President Obama's Affordable Care Act (ACA), which requires everyone to purchase health insurance and introduces new regulation of insurance companies, met the determined opposition of the Republican Party in Congress and then faced a constitutional challenge from Republican Attorneys-General on the state level. These were mysterious developments considering the similarity between "Obamacare" and Republican proposals in the 1990s and Governor Romney's program in Massachusetts. The ferocious opposition to the ACA can best be understood if the "Neoconfederate" dimension of today's Republican Party is considered.
What is Neoconfederate politics?
Neoconfederate politics is a theory and practice designed to disable government as an agent of social justice through the marriage of a frozen constitutional jurisprudence, an opportunistic federalism, and the mobilization of prejudice. It is rooted in the Southern experience with states rights as a shield to protect state regimes of worker exploitation and business dominance. Racial polarization sustains conservative power in many Southern states. Slavery has been replaced by low wages, union suppression, and the nullification of federal labor law. This model is not limited to the South.

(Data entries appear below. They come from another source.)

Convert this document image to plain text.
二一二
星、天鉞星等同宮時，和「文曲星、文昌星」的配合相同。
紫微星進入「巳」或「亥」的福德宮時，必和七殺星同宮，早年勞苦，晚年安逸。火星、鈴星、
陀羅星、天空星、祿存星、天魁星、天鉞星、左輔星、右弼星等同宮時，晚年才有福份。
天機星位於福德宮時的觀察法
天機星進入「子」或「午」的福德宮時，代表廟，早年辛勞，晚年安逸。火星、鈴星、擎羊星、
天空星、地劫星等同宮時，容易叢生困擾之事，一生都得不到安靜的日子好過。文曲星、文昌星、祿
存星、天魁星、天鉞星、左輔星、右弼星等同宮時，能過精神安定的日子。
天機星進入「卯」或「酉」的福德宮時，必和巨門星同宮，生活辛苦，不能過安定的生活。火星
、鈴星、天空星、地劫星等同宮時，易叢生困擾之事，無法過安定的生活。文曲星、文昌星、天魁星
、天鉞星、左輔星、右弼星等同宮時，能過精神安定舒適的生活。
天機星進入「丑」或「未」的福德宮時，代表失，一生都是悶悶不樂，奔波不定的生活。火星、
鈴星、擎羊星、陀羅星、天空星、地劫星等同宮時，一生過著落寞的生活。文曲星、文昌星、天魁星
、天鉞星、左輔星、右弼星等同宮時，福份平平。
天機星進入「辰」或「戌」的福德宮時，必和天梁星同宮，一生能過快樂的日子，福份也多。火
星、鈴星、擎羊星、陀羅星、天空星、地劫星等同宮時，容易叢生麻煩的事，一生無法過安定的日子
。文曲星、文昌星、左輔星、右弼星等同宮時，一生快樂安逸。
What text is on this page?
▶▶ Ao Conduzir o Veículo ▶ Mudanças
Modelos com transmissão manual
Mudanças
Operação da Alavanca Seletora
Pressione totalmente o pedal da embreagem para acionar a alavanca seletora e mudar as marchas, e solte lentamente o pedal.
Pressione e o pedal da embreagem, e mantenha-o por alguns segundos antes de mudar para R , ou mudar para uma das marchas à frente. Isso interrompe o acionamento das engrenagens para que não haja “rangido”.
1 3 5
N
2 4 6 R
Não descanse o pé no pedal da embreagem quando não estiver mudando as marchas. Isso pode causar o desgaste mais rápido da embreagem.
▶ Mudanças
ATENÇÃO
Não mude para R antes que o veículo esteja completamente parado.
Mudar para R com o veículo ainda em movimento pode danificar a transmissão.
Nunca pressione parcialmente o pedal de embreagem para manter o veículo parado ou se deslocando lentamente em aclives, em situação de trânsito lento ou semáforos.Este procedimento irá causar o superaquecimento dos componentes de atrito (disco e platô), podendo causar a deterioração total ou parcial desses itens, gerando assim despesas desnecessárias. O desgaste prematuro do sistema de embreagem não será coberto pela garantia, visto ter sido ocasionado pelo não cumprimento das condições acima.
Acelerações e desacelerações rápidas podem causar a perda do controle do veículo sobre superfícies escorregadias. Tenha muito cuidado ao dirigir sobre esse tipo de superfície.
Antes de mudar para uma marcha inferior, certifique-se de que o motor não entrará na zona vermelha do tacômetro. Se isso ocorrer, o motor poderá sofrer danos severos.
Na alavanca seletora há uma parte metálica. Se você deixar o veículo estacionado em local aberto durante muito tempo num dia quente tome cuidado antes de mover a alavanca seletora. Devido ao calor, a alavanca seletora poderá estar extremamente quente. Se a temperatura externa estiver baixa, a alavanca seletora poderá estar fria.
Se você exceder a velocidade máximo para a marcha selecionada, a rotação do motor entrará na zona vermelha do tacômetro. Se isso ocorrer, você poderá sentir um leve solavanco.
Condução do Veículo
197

The Chamber of Commerce agitates nationally for a "favorable business climate," which amounts to the same thing.
The Federalist Society provides the fullest expression of Neoconfederate politics. It is a party within the courts. Federalist Society lawyers gave us the endless investigation of President Clinton, the halted recount in Bush v. Gore, the deregulation of corporate money in politics in Citizen United, and the constitutional challenges to the Affordable Care Act. A surprise move by Chief Justice Roberts saved the ACA. He voted to uphold the constitutionality of the ACA in order to protect the reputation if the Court. It was a strategic retreat to preserve future opportunities to advance the Federalist cause through such steps as the curtailment of affirmative action and enervation of the Voting Rights Act.
The Federalist Society was founded with contributions from conservative foundations (most notably Olin). The sum total of their program would be the repeal of the New Deal and Southernization of government policy. The ACA is anathema to Federalist Society leaders. It symbolizes a government that prohibits abuses by the private sector in order to extend opportunities to the marginal and vulnerable, who are inferiors in the Federalist view.
Of course, all of us are vulnerable and we owe it to ourselves to protect the public health, defend and expand the ACA, and expose the Neoconfederate philosophy that underlies Republican politics today.